Conversations For Transformation: Essays Inspired By The Ideas Of Werner Erhard

Conversations For Transformation

Essays By Laurence Platt

Inspired By The Ideas Of Werner Erhard

And More




Consider THIS!

Pelican Inn, Muir Beach, California, USA

February 12, 2009



For the sake of this new conversation, I'd like you to imagine I don't know how to walk. You obviously know how to walk. Please explain to me how you walk so I can learn from you how to walk. I'll do whatever you tell me. How do you walk? How do you do it?

OK. You say "Put one foot in front of the other.".

I don't know how to put one foot in front of the other. You obviously know how to put one foot in front of the other. Please explain to me how you put one foot in front of the other so I can learn from you how to put one foot in front of the other. I'll do whatever you tell me. How do you put one foot in front of the other? How do you do it?

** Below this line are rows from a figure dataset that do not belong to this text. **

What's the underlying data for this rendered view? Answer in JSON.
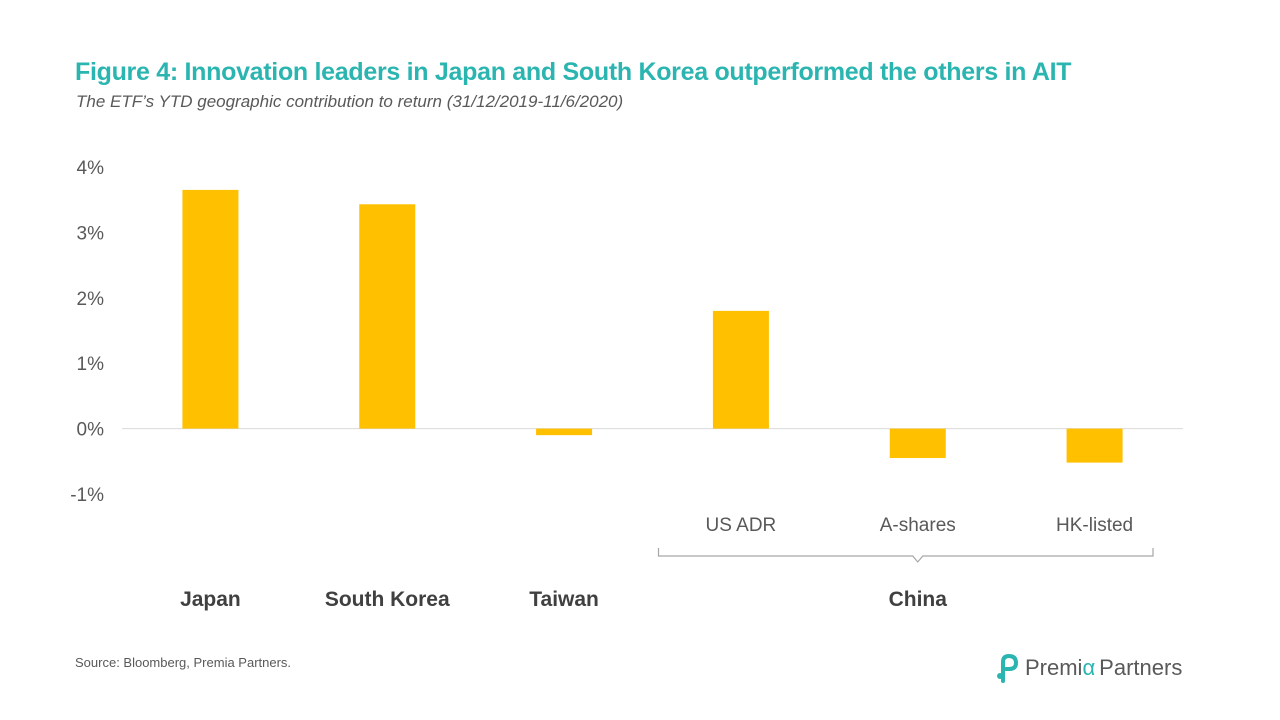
{
  "header": {
    "title": "Figure 4: Innovation leaders in Japan and South Korea outperformed the others in AIT",
    "subtitle": "The ETF’s YTD geographic contribution to return (31/12/2019-11/6/2020)"
  },
  "footer": {
    "source": "Source: Bloomberg, Premia Partners.",
    "logo_part1": "Premi",
    "logo_alpha": "α",
    "logo_part2": "Partners"
  },
  "colors": {
    "title": "#2BB5B0",
    "bar": "#FFC000",
    "axis_text": "#595959",
    "group_text": "#404040",
    "zero_line": "#D9D9D9",
    "bracket": "#A6A6A6",
    "logo_mark": "#2BB5B0"
  },
  "chart_data": {
    "type": "bar",
    "categories": [
      "Japan",
      "South Korea",
      "Taiwan",
      "US ADR",
      "A-shares",
      "HK-listed"
    ],
    "values": [
      3.65,
      3.43,
      -0.1,
      1.8,
      -0.45,
      -0.52
    ],
    "groups": [
      {
        "label": "Japan",
        "categories": [
          "Japan"
        ]
      },
      {
        "label": "South Korea",
        "categories": [
          "South Korea"
        ]
      },
      {
        "label": "Taiwan",
        "categories": [
          "Taiwan"
        ]
      },
      {
        "label": "China",
        "categories": [
          "US ADR",
          "A-shares",
          "HK-listed"
        ]
      }
    ],
    "subcategory_labels": [
      "US ADR",
      "A-shares",
      "HK-listed"
    ],
    "yticks": [
      "-1%",
      "0%",
      "1%",
      "2%",
      "3%",
      "4%"
    ],
    "ylim": [
      -1,
      4
    ],
    "unit": "%",
    "grid": false,
    "legend": "none"
  }
}
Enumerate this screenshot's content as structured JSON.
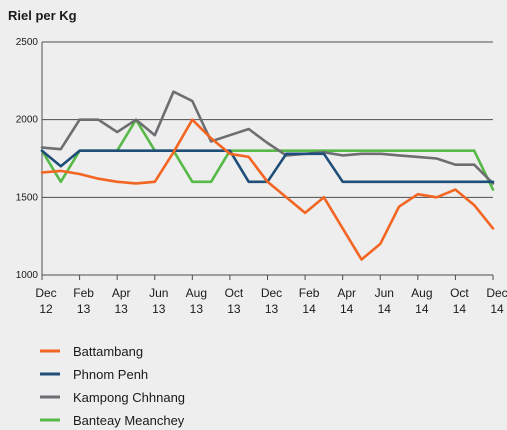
{
  "chart_data": {
    "type": "line",
    "title": "",
    "ylabel": "Riel per Kg",
    "xlabel": "",
    "ylim": [
      1000,
      2500
    ],
    "yticks": [
      1000,
      1500,
      2000,
      2500
    ],
    "grid": "horizontal",
    "legend_position": "bottom-left",
    "x_range": [
      0,
      24
    ],
    "x_ticks": [
      {
        "x": 0,
        "line1": "Dec",
        "line2": "12"
      },
      {
        "x": 2,
        "line1": "Feb",
        "line2": "13"
      },
      {
        "x": 4,
        "line1": "Apr",
        "line2": "13"
      },
      {
        "x": 6,
        "line1": "Jun",
        "line2": "13"
      },
      {
        "x": 8,
        "line1": "Aug",
        "line2": "13"
      },
      {
        "x": 10,
        "line1": "Oct",
        "line2": "13"
      },
      {
        "x": 12,
        "line1": "Dec",
        "line2": "13"
      },
      {
        "x": 14,
        "line1": "Feb",
        "line2": "14"
      },
      {
        "x": 16,
        "line1": "Apr",
        "line2": "14"
      },
      {
        "x": 18,
        "line1": "Jun",
        "line2": "14"
      },
      {
        "x": 20,
        "line1": "Aug",
        "line2": "14"
      },
      {
        "x": 22,
        "line1": "Oct",
        "line2": "14"
      },
      {
        "x": 24,
        "line1": "Dec",
        "line2": "14"
      }
    ],
    "series": [
      {
        "name": "Battambang",
        "color": "#f26522",
        "points": [
          [
            0,
            1660
          ],
          [
            1,
            1670
          ],
          [
            2,
            1650
          ],
          [
            3,
            1620
          ],
          [
            4,
            1600
          ],
          [
            5,
            1590
          ],
          [
            6,
            1600
          ],
          [
            7,
            1790
          ],
          [
            8,
            2000
          ],
          [
            9,
            1880
          ],
          [
            10,
            1780
          ],
          [
            11,
            1760
          ],
          [
            12,
            1600
          ],
          [
            13,
            1500
          ],
          [
            14,
            1400
          ],
          [
            15,
            1500
          ],
          [
            16,
            1300
          ],
          [
            17,
            1100
          ],
          [
            18,
            1200
          ],
          [
            19,
            1440
          ],
          [
            20,
            1520
          ],
          [
            21,
            1500
          ],
          [
            22,
            1550
          ],
          [
            23,
            1450
          ],
          [
            24,
            1300
          ]
        ]
      },
      {
        "name": "Phnom Penh",
        "color": "#1f4e79",
        "points": [
          [
            0,
            1800
          ],
          [
            1,
            1700
          ],
          [
            2,
            1800
          ],
          [
            3,
            1800
          ],
          [
            4,
            1800
          ],
          [
            5,
            1800
          ],
          [
            6,
            1800
          ],
          [
            7,
            1800
          ],
          [
            8,
            1800
          ],
          [
            9,
            1800
          ],
          [
            10,
            1800
          ],
          [
            11,
            1600
          ],
          [
            12,
            1600
          ],
          [
            13,
            1780
          ],
          [
            14,
            1780
          ],
          [
            15,
            1780
          ],
          [
            16,
            1600
          ],
          [
            17,
            1600
          ],
          [
            18,
            1600
          ],
          [
            19,
            1600
          ],
          [
            20,
            1600
          ],
          [
            21,
            1600
          ],
          [
            22,
            1600
          ],
          [
            23,
            1600
          ],
          [
            24,
            1600
          ]
        ]
      },
      {
        "name": "Kampong Chhnang",
        "color": "#6d6e71",
        "points": [
          [
            0,
            1820
          ],
          [
            1,
            1810
          ],
          [
            2,
            2000
          ],
          [
            3,
            2000
          ],
          [
            4,
            1920
          ],
          [
            5,
            2000
          ],
          [
            6,
            1900
          ],
          [
            7,
            2180
          ],
          [
            8,
            2120
          ],
          [
            9,
            1860
          ],
          [
            10,
            1900
          ],
          [
            11,
            1940
          ],
          [
            12,
            1850
          ],
          [
            13,
            1770
          ],
          [
            14,
            1780
          ],
          [
            15,
            1790
          ],
          [
            16,
            1770
          ],
          [
            17,
            1780
          ],
          [
            18,
            1780
          ],
          [
            19,
            1770
          ],
          [
            20,
            1760
          ],
          [
            21,
            1750
          ],
          [
            22,
            1710
          ],
          [
            23,
            1710
          ],
          [
            24,
            1590
          ]
        ]
      },
      {
        "name": "Banteay Meanchey",
        "color": "#57b947",
        "points": [
          [
            0,
            1800
          ],
          [
            1,
            1600
          ],
          [
            2,
            1800
          ],
          [
            3,
            1800
          ],
          [
            4,
            1800
          ],
          [
            5,
            2000
          ],
          [
            6,
            1800
          ],
          [
            7,
            1800
          ],
          [
            8,
            1600
          ],
          [
            9,
            1600
          ],
          [
            10,
            1800
          ],
          [
            11,
            1800
          ],
          [
            12,
            1800
          ],
          [
            13,
            1800
          ],
          [
            14,
            1800
          ],
          [
            15,
            1800
          ],
          [
            16,
            1800
          ],
          [
            17,
            1800
          ],
          [
            18,
            1800
          ],
          [
            19,
            1800
          ],
          [
            20,
            1800
          ],
          [
            21,
            1800
          ],
          [
            22,
            1800
          ],
          [
            23,
            1800
          ],
          [
            24,
            1550
          ]
        ]
      }
    ]
  }
}
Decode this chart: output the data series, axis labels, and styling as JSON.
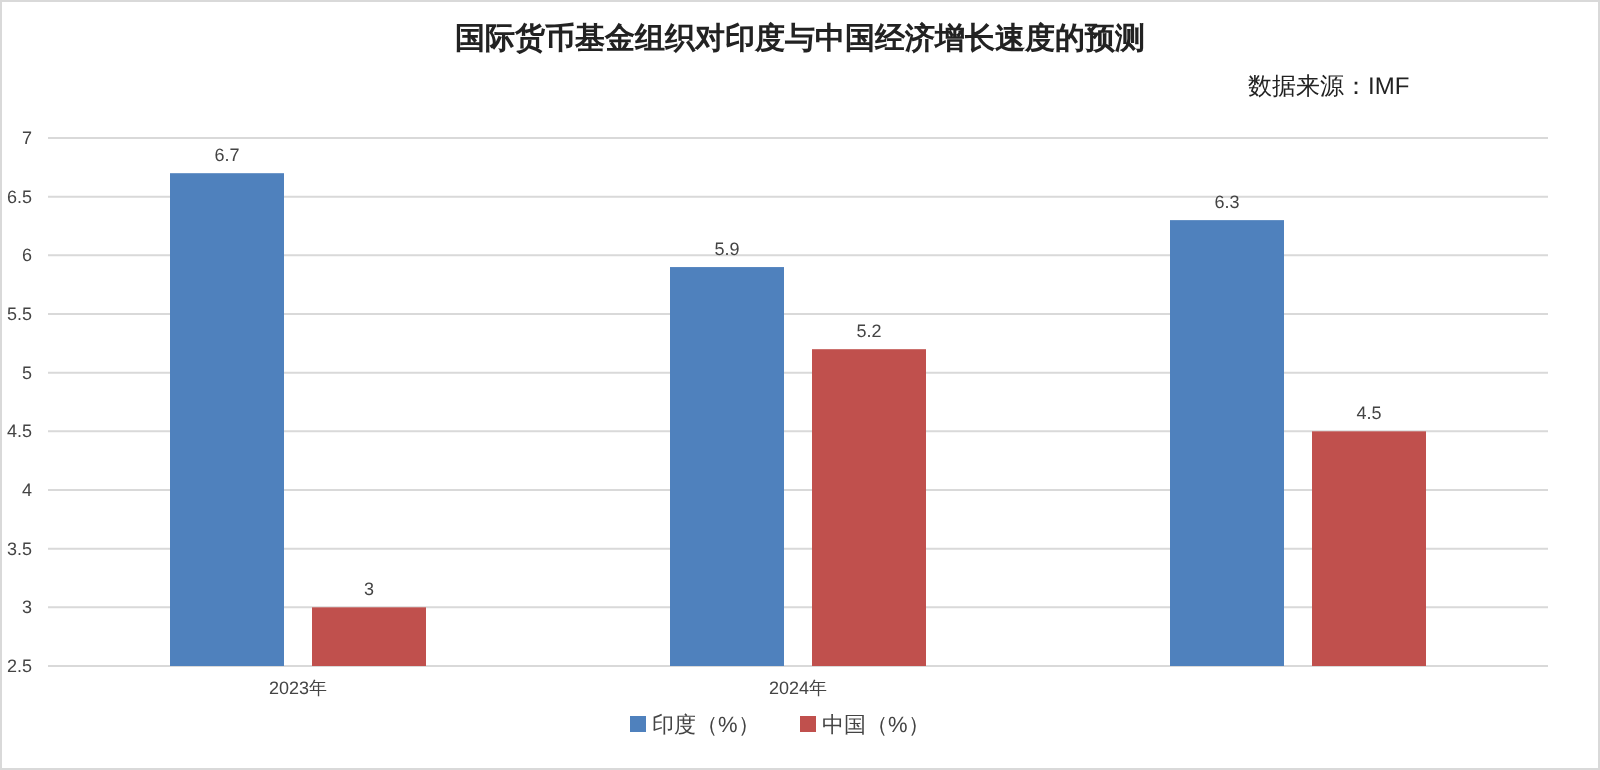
{
  "chart_data": {
    "type": "bar",
    "title": "国际货币基金组织对印度与中国经济增长速度的预测",
    "annotations": [
      "数据来源：IMF"
    ],
    "categories": [
      "2023年",
      "2024年",
      null
    ],
    "series": [
      {
        "name": "印度（%）",
        "color": "#4f81bd",
        "values": [
          6.7,
          5.9,
          6.3
        ]
      },
      {
        "name": "中国（%）",
        "color": "#c0504d",
        "values": [
          3,
          5.2,
          4.5
        ]
      }
    ],
    "ylim": [
      2.5,
      7
    ],
    "yticks": [
      2.5,
      3,
      3.5,
      4,
      4.5,
      5,
      5.5,
      6,
      6.5,
      7
    ],
    "grid": "y",
    "legend": "bottom",
    "data_labels": true
  }
}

OK. You say "Lift your right leg at the hip and extend your lower right leg forward at the knee.".

I don't know how to lift my right leg at the hip and extend my lower right leg forward at the knee. You obviously know how to lift your right leg at the hip and extend your lower right leg forward at the knee. Please explain to me how you lift your right leg at the hip and extend your lower right leg forward at the knee so I can learn from you how to lift my right leg at the hip and extend my lower right leg forward at the knee. I'll do whatever you tell me. How do you lift your right leg at the hip and extend your lower right leg forward at the knee? How do you do it?

* * *

If you've never experienced a conversation like this fully, you should. Experiencing a conversation like this fully, proves most of the time you don't have the slightest idea how  you do what you do. Yet you do it anyway. You walk. Yet you don't have the slightest idea how you walk. You have beliefs and concepts about how you walk. But none of them can teach me how to walk if I don't know how to walk.

We have cherished theories about our brains sending impulses to the muscles of our legs, causing them to contract (or flex) etc, enabling us to walk. That's our understanding  of how we walk. But you can't explain to me how to make my brain send impulses to the muscles of my legs, causing them to contract or flex, enabling me to walk. You can't even explain to me how you make your own  brain send impulses to the muscles of your legs, let alone explain to me how to make my brain send impulses to the muscles of my legs.

The secondary implication of this conversation is understanding  isn't empowering. Neither is understanding enabling. Understanding, as Werner Erhard says, is the booby  prize.

The primary implication of this conversation is what's empowering, what's enabling is considering it so. How you walk is you consider yourself walking. Look at your experience and you'll see it's so. When you want to walk, you don't tell your brain to start sending impulses to the muscles of your legs to cause them to contract or flex, enabling you to walk. Admit it: that's a load of conceptual codswallop. When you want to walk, you get up, you consider yourself walking and away you go.

Ordinarily we think of consideration  as an act of compassion, as in "being considerate". On an empowerment scale of one to ten, this particular form of consideration  rates about a two. In this new conversation, I'd like you rather to think of consideration  as the causal act. You walk by consideration alone. Your entire universe moves by consideration alone. On an empowerment scale of one to ten, this particular form of consideration  is a twelve.

If you can for just one moment stop conceptualizing  the causal process, if you can for just one moment let go of your beliefs  about the causal process, if you can for just one moment stop making it difficult, you'll see you act (that is to say you launch any action)  simply by consideration and by consideration alone. That's what's so. It's profound. It seems almost too simple  - but only because that which is heavily invested in conceptualizing, doesn't like things to be simple.

It's more than merely the pristine pertinent simplicity of considering, the causal act, which is profound. What's really profound is considering, the causal act, shows up in exactly the same domain as who you are.

Discovering considering  as the causal act is tantamount to discovering who and what you really are. And vice versa.